Global ionospheric response observed by COSMIC satellites during the January 2009 stratospheric sudden warming event

Abstract

This paper investigates the global ionospheric response during the January 2009 stratospheric sudden warming (SSW) event by using electron density profiles derived from GPS radio occultation measurements of the COSMIC satellites. The peak density (NmF2), peak height (hmF2), and ionospheric total electron content (ITEC) increase in the morning hours and decrease in the afternoon globally for 75% of the cases, in which electron density profiles during SSW and non‐SSW days are available around the same location and local time bins. NmF2, hmF2, and ITEC during SSW days, on average, increase 19%, 12 km, and 17% in the morning and decrease 23%, 19 km, and 25% in the afternoon, respectively, in comparison with those during non‐SSW days from global COSMIC observations. These results agree well with previous results from total electron content observations in low‐latitude and equatorial regions. Interestingly, the unique COSMIC observations also revealed that during this SSW event the ionosphere responds globally, not only in the equatorial regions but also at the high and middle latitudes. The high‐latitude ionosphere shows increased NmF2 and ITEC and decreased hmF2 in either the morning or afternoon sector.
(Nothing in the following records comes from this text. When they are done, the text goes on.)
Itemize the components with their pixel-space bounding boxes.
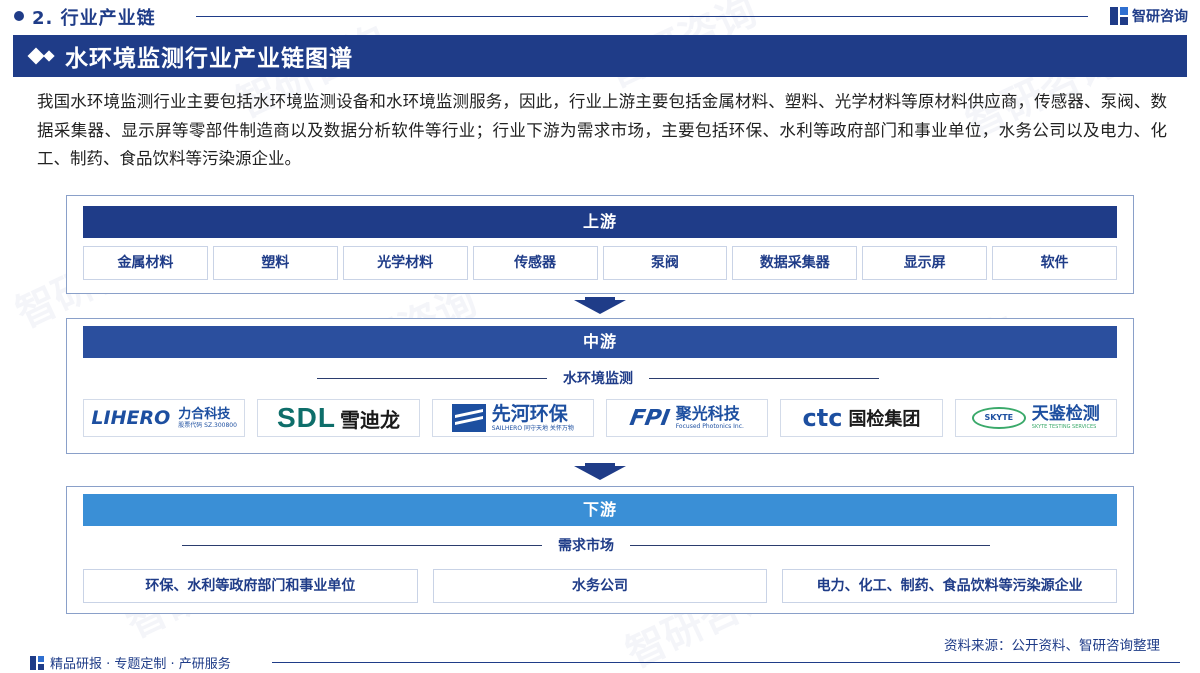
downstream-item: 电力、化工、制药、食品饮料等污染源企业	[782, 569, 1118, 603]
sailhero-slogan: SAILHERO 同守天地 关怀万物	[491, 424, 574, 432]
footer-slogan: 精品研报 · 专题定制 · 产研服务	[50, 657, 231, 672]
footer: 精品研报 · 专题定制 · 产研服务	[0, 650, 1200, 673]
downstream-items: 环保、水利等政府部门和事业单位 水务公司 电力、化工、制药、食品饮料等污染源企业	[83, 569, 1118, 603]
ctc-logo: ctc 国检集团	[780, 399, 943, 437]
sdl-logo-zh: 雪迪龙	[339, 407, 400, 432]
diamond-small-icon	[43, 50, 55, 62]
sdl-logo-en: SDL	[276, 402, 336, 433]
downstream-item: 水务公司	[432, 569, 768, 603]
upstream-item: 光学材料	[342, 246, 468, 280]
skyte-logo-sub: SKYTE TESTING SERVICES	[1031, 424, 1097, 430]
fpi-logo: FPI 聚光科技 Focused Photonics Inc.	[605, 399, 769, 437]
upstream-item: 泵阀	[602, 246, 728, 280]
lihero-logo: LIHERO 力合科技 股票代码 SZ.300800	[83, 399, 246, 437]
downstream-label: 下游	[83, 494, 1117, 526]
ctc-logo-en: ctc	[802, 404, 843, 432]
ctc-logo-zh: 国检集团	[848, 409, 921, 430]
downstream-section: 下游 需求市场 环保、水利等政府部门和事业单位 水务公司 电力、化工、制药、食品…	[66, 486, 1134, 614]
sailhero-logo: 先河环保 SAILHERO 同守天地 关怀万物	[431, 399, 594, 437]
divider	[649, 377, 879, 379]
fpi-logo-zh: 聚光科技	[675, 404, 740, 423]
section-title: 2. 行业产业链	[32, 8, 156, 29]
upstream-items: 金属材料 塑料 光学材料 传感器 泵阀 数据采集器 显示屏 软件	[83, 246, 1117, 280]
midstream-subheading: 水环境监测	[317, 368, 879, 388]
midstream-label: 中游	[83, 326, 1117, 358]
upstream-item: 传感器	[472, 246, 598, 280]
upstream-item: 显示屏	[862, 246, 988, 280]
header-rule	[196, 16, 1088, 17]
divider	[630, 544, 990, 546]
upstream-section: 上游 金属材料 塑料 光学材料 传感器 泵阀 数据采集器 显示屏 软件	[66, 195, 1134, 294]
brand: 智研咨询	[1110, 5, 1188, 27]
skyte-logo-en: SKYTE	[971, 407, 1026, 429]
footer-logo-icon	[30, 655, 44, 670]
upstream-label: 上游	[83, 206, 1117, 238]
skyte-logo: SKYTE 天鉴检测 SKYTE TESTING SERVICES	[954, 399, 1117, 437]
divider	[182, 544, 542, 546]
midstream-sublabel: 水环境监测	[563, 371, 633, 387]
downstream-subheading: 需求市场	[182, 535, 990, 555]
sdl-logo: SDL 雪迪龙	[257, 399, 420, 437]
upstream-item: 金属材料	[83, 246, 208, 280]
diamond-icon	[27, 47, 45, 65]
sailhero-mark-icon	[451, 404, 486, 432]
page-title: 水环境监测行业产业链图谱	[65, 46, 353, 72]
footer-rule	[272, 662, 1180, 663]
company-logos: LIHERO 力合科技 股票代码 SZ.300800 SDL 雪迪龙 先河环保 …	[83, 399, 1117, 437]
upstream-item: 数据采集器	[732, 246, 858, 280]
divider	[317, 377, 547, 379]
upstream-item: 塑料	[212, 246, 338, 280]
downstream-item: 环保、水利等政府部门和事业单位	[83, 569, 418, 603]
lihero-logo-en: LIHERO	[91, 407, 171, 429]
top-bar: 2. 行业产业链 智研咨询	[0, 0, 1200, 32]
fpi-logo-sub: Focused Photonics Inc.	[675, 423, 744, 430]
intro-paragraph: 我国水环境监测行业主要包括水环境监测设备和水环境监测服务，因此，行业上游主要包括…	[37, 92, 1167, 168]
lihero-stock-code: 股票代码 SZ.300800	[178, 421, 237, 429]
fpi-logo-en: FPI	[628, 405, 672, 431]
midstream-section: 中游 水环境监测 LIHERO 力合科技 股票代码 SZ.300800 SDL …	[66, 318, 1134, 454]
brand-logo-icon	[1110, 7, 1128, 25]
lihero-logo-zh: 力合科技	[178, 406, 231, 422]
down-arrow-icon	[574, 466, 626, 480]
bullet-icon	[14, 11, 24, 21]
sailhero-logo-zh: 先河环保	[491, 402, 568, 425]
down-arrow-icon	[574, 300, 626, 314]
skyte-logo-zh: 天鉴检测	[1031, 404, 1100, 424]
title-bar: 水环境监测行业产业链图谱	[13, 35, 1187, 77]
upstream-item: 软件	[992, 246, 1117, 280]
brand-name: 智研咨询	[1132, 9, 1188, 25]
downstream-sublabel: 需求市场	[558, 538, 614, 554]
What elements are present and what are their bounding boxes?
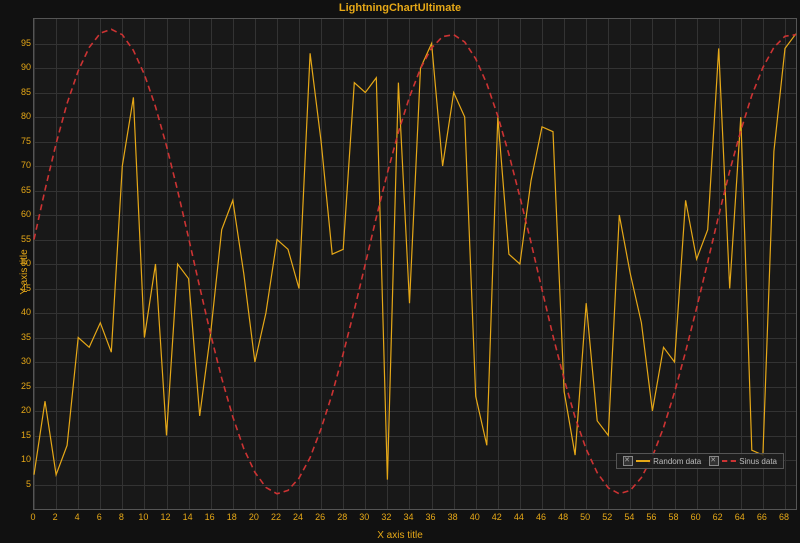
- y-tick-label: 50: [21, 258, 31, 268]
- x-tick-label: 12: [161, 512, 171, 522]
- y-tick-label: 65: [21, 185, 31, 195]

Thus, these results indicate that the ionospheric response in low‐middle latitude and equatorial regions during SSW can be explained by either the modulated vertical drift resulting from the interaction between the planetary waves and tides through E region dynamo or the possible direct propagation of tides from the lower atmosphere, whereas the ionospheric variations at the middle and high latitude during the SSW might be attributed to the neutral background changes due to the direct propagation of tides from the lower atmosphere to the ionospheric F2 region. The competitive effects of different physical processes, such as the electric field, neutral wind, and composition, might cause the complex features of ionospheric variations during this SSW event.